Build a neural 1989 GameBoy simulator
This implementation follows the same rough outline as Genie (Generative Interactive Environment), with a model for learning compressed frame representations, a model for learning the latent action resulting in the next frame given the previous frames, and a dynamics model for learning to predict the next frame given previous frames and current action.
A VAE trained similarly to VQGAN/MAGVIT-v2 (without quantization), with a reconstruction loss, perceptual loss, and adversarial loss. Right now I'm using a Conv2d encoder, but I might try out a ST-Transformer later.
Learn which action (select, start, d-up, d-down, d-left, d-right, a, b) corresponds with the next frame given previous frames. Still trying to think about how I want to do this, but I'm thinking of using the ST-Transformer with Finite Scalar Quantization.
Learn which state follows previous states conditioned on an action from the LAM codebook (Diffusion Forcing + Flow Matching). I'm going to use a causal transformer to predict the next frame using diffusion forcing with Flow Matching for stable autoregressive frame generation.
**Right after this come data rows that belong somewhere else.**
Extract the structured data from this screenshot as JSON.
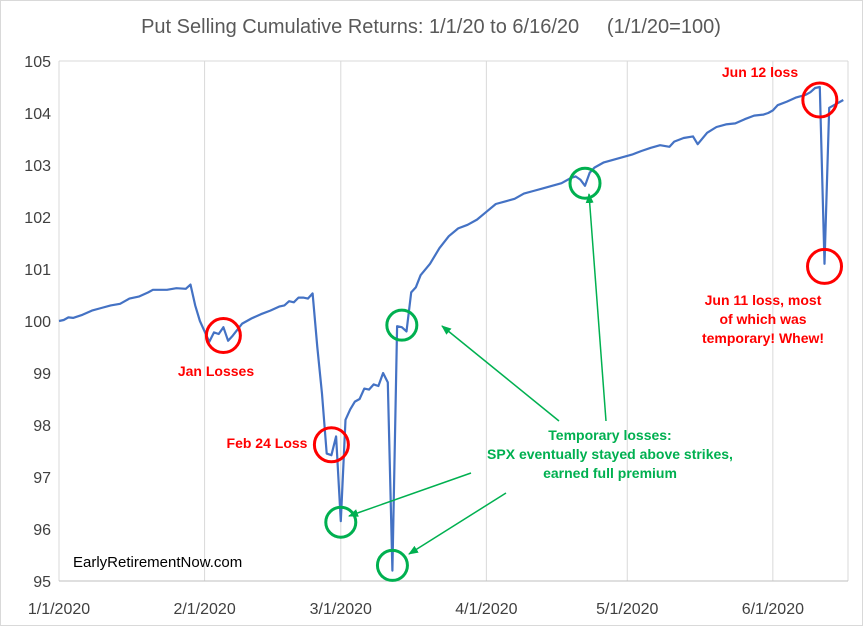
{
  "chart_data": {
    "type": "line",
    "title": "Put Selling Cumulative Returns: 1/1/20 to 6/16/20     (1/1/20=100)",
    "xlabel": "",
    "ylabel": "",
    "xlim": [
      "2020-01-01",
      "2020-06-17"
    ],
    "ylim": [
      95,
      105
    ],
    "y_ticks": [
      95,
      96,
      97,
      98,
      99,
      100,
      101,
      102,
      103,
      104,
      105
    ],
    "x_ticks": [
      {
        "date": "2020-01-01",
        "label": "1/1/2020"
      },
      {
        "date": "2020-02-01",
        "label": "2/1/2020"
      },
      {
        "date": "2020-03-01",
        "label": "3/1/2020"
      },
      {
        "date": "2020-04-01",
        "label": "4/1/2020"
      },
      {
        "date": "2020-05-01",
        "label": "5/1/2020"
      },
      {
        "date": "2020-06-01",
        "label": "6/1/2020"
      }
    ],
    "grid": "vertical gridlines and horizontal line at y=105",
    "line_color": "#4472c4",
    "series": [
      {
        "values": [
          [
            "2020-01-01",
            100.0
          ],
          [
            "2020-01-02",
            100.02
          ],
          [
            "2020-01-03",
            100.07
          ],
          [
            "2020-01-04",
            100.06
          ],
          [
            "2020-01-06",
            100.12
          ],
          [
            "2020-01-08",
            100.2
          ],
          [
            "2020-01-10",
            100.25
          ],
          [
            "2020-01-12",
            100.3
          ],
          [
            "2020-01-14",
            100.33
          ],
          [
            "2020-01-16",
            100.43
          ],
          [
            "2020-01-18",
            100.47
          ],
          [
            "2020-01-20",
            100.55
          ],
          [
            "2020-01-21",
            100.6
          ],
          [
            "2020-01-24",
            100.6
          ],
          [
            "2020-01-26",
            100.63
          ],
          [
            "2020-01-28",
            100.62
          ],
          [
            "2020-01-29",
            100.7
          ],
          [
            "2020-01-30",
            100.3
          ],
          [
            "2020-01-31",
            100.0
          ],
          [
            "2020-02-02",
            99.6
          ],
          [
            "2020-02-03",
            99.78
          ],
          [
            "2020-02-04",
            99.75
          ],
          [
            "2020-02-05",
            99.88
          ],
          [
            "2020-02-06",
            99.62
          ],
          [
            "2020-02-07",
            99.72
          ],
          [
            "2020-02-09",
            99.95
          ],
          [
            "2020-02-11",
            100.05
          ],
          [
            "2020-02-13",
            100.13
          ],
          [
            "2020-02-15",
            100.2
          ],
          [
            "2020-02-17",
            100.28
          ],
          [
            "2020-02-18",
            100.3
          ],
          [
            "2020-02-19",
            100.38
          ],
          [
            "2020-02-20",
            100.36
          ],
          [
            "2020-02-21",
            100.45
          ],
          [
            "2020-02-22",
            100.45
          ],
          [
            "2020-02-23",
            100.43
          ],
          [
            "2020-02-24",
            100.53
          ],
          [
            "2020-02-25",
            99.5
          ],
          [
            "2020-02-26",
            98.6
          ],
          [
            "2020-02-27",
            97.45
          ],
          [
            "2020-02-28",
            97.42
          ],
          [
            "2020-02-29",
            97.78
          ],
          [
            "2020-03-01",
            96.15
          ],
          [
            "2020-03-02",
            98.1
          ],
          [
            "2020-03-03",
            98.3
          ],
          [
            "2020-03-04",
            98.45
          ],
          [
            "2020-03-05",
            98.5
          ],
          [
            "2020-03-06",
            98.7
          ],
          [
            "2020-03-07",
            98.68
          ],
          [
            "2020-03-08",
            98.78
          ],
          [
            "2020-03-09",
            98.75
          ],
          [
            "2020-03-10",
            99.0
          ],
          [
            "2020-03-11",
            98.82
          ],
          [
            "2020-03-12",
            95.2
          ],
          [
            "2020-03-13",
            99.9
          ],
          [
            "2020-03-14",
            99.88
          ],
          [
            "2020-03-15",
            99.8
          ],
          [
            "2020-03-16",
            100.55
          ],
          [
            "2020-03-17",
            100.65
          ],
          [
            "2020-03-18",
            100.88
          ],
          [
            "2020-03-20",
            101.1
          ],
          [
            "2020-03-22",
            101.4
          ],
          [
            "2020-03-24",
            101.63
          ],
          [
            "2020-03-26",
            101.78
          ],
          [
            "2020-03-28",
            101.85
          ],
          [
            "2020-03-30",
            101.95
          ],
          [
            "2020-04-01",
            102.1
          ],
          [
            "2020-04-03",
            102.25
          ],
          [
            "2020-04-05",
            102.3
          ],
          [
            "2020-04-07",
            102.35
          ],
          [
            "2020-04-09",
            102.45
          ],
          [
            "2020-04-11",
            102.5
          ],
          [
            "2020-04-13",
            102.55
          ],
          [
            "2020-04-15",
            102.6
          ],
          [
            "2020-04-17",
            102.65
          ],
          [
            "2020-04-19",
            102.75
          ],
          [
            "2020-04-20",
            102.78
          ],
          [
            "2020-04-21",
            102.72
          ],
          [
            "2020-04-22",
            102.6
          ],
          [
            "2020-04-23",
            102.85
          ],
          [
            "2020-04-24",
            102.95
          ],
          [
            "2020-04-26",
            103.05
          ],
          [
            "2020-04-28",
            103.1
          ],
          [
            "2020-04-30",
            103.15
          ],
          [
            "2020-05-02",
            103.2
          ],
          [
            "2020-05-04",
            103.27
          ],
          [
            "2020-05-06",
            103.33
          ],
          [
            "2020-05-08",
            103.38
          ],
          [
            "2020-05-10",
            103.35
          ],
          [
            "2020-05-11",
            103.45
          ],
          [
            "2020-05-13",
            103.52
          ],
          [
            "2020-05-15",
            103.55
          ],
          [
            "2020-05-16",
            103.4
          ],
          [
            "2020-05-18",
            103.62
          ],
          [
            "2020-05-20",
            103.73
          ],
          [
            "2020-05-22",
            103.78
          ],
          [
            "2020-05-24",
            103.8
          ],
          [
            "2020-05-26",
            103.88
          ],
          [
            "2020-05-28",
            103.95
          ],
          [
            "2020-05-30",
            103.97
          ],
          [
            "2020-05-31",
            104.0
          ],
          [
            "2020-06-01",
            104.05
          ],
          [
            "2020-06-02",
            104.15
          ],
          [
            "2020-06-04",
            104.22
          ],
          [
            "2020-06-06",
            104.3
          ],
          [
            "2020-06-08",
            104.35
          ],
          [
            "2020-06-09",
            104.4
          ],
          [
            "2020-06-10",
            104.48
          ],
          [
            "2020-06-11",
            104.5
          ],
          [
            "2020-06-12",
            101.1
          ],
          [
            "2020-06-13",
            104.1
          ],
          [
            "2020-06-15",
            104.2
          ],
          [
            "2020-06-16",
            104.25
          ]
        ]
      }
    ],
    "annotations": {
      "red": [
        {
          "id": "jun12",
          "lines": [
            "Jun 12 loss"
          ]
        },
        {
          "id": "jun11",
          "lines": [
            "Jun 11 loss, most",
            "of which was",
            "temporary! Whew!"
          ]
        },
        {
          "id": "jan",
          "lines": [
            "Jan Losses"
          ]
        },
        {
          "id": "feb24",
          "lines": [
            "Feb 24 Loss"
          ]
        }
      ],
      "green": {
        "lines": [
          "Temporary losses:",
          "SPX eventually stayed above strikes,",
          "earned full premium"
        ]
      }
    },
    "circles": {
      "red": [
        {
          "name": "jan-losses",
          "date": "2020-02-05",
          "value": 99.72
        },
        {
          "name": "feb24-loss",
          "date": "2020-02-28",
          "value": 97.62
        },
        {
          "name": "jun12-loss",
          "date": "2020-06-11",
          "value": 104.25
        },
        {
          "name": "jun11-loss",
          "date": "2020-06-12",
          "value": 101.05
        }
      ],
      "green": [
        {
          "name": "mar1-temp",
          "date": "2020-03-01",
          "value": 96.13
        },
        {
          "name": "mar12-temp",
          "date": "2020-03-12",
          "value": 95.3
        },
        {
          "name": "mar14-temp",
          "date": "2020-03-14",
          "value": 99.92
        },
        {
          "name": "apr22-temp",
          "date": "2020-04-22",
          "value": 102.65
        }
      ]
    },
    "credit": "EarlyRetirementNow.com"
  }
}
WebDataset with .tar files containing a .bin file of compressed frames.
Videos are scraped from world of longplays with associated metadata for contributor attribution and so on.
Training on longplays for:
- Tetris
- Super Mario Land
- Super Mario Land 2
- Super Mario Land 3
- Pokemon Red
- Pokemon Blue
- The Legend of Zelda
- Kirby's Dream Land
- Kirby's Dream Land 2
- Donkey Kong
- Donkey Kong Land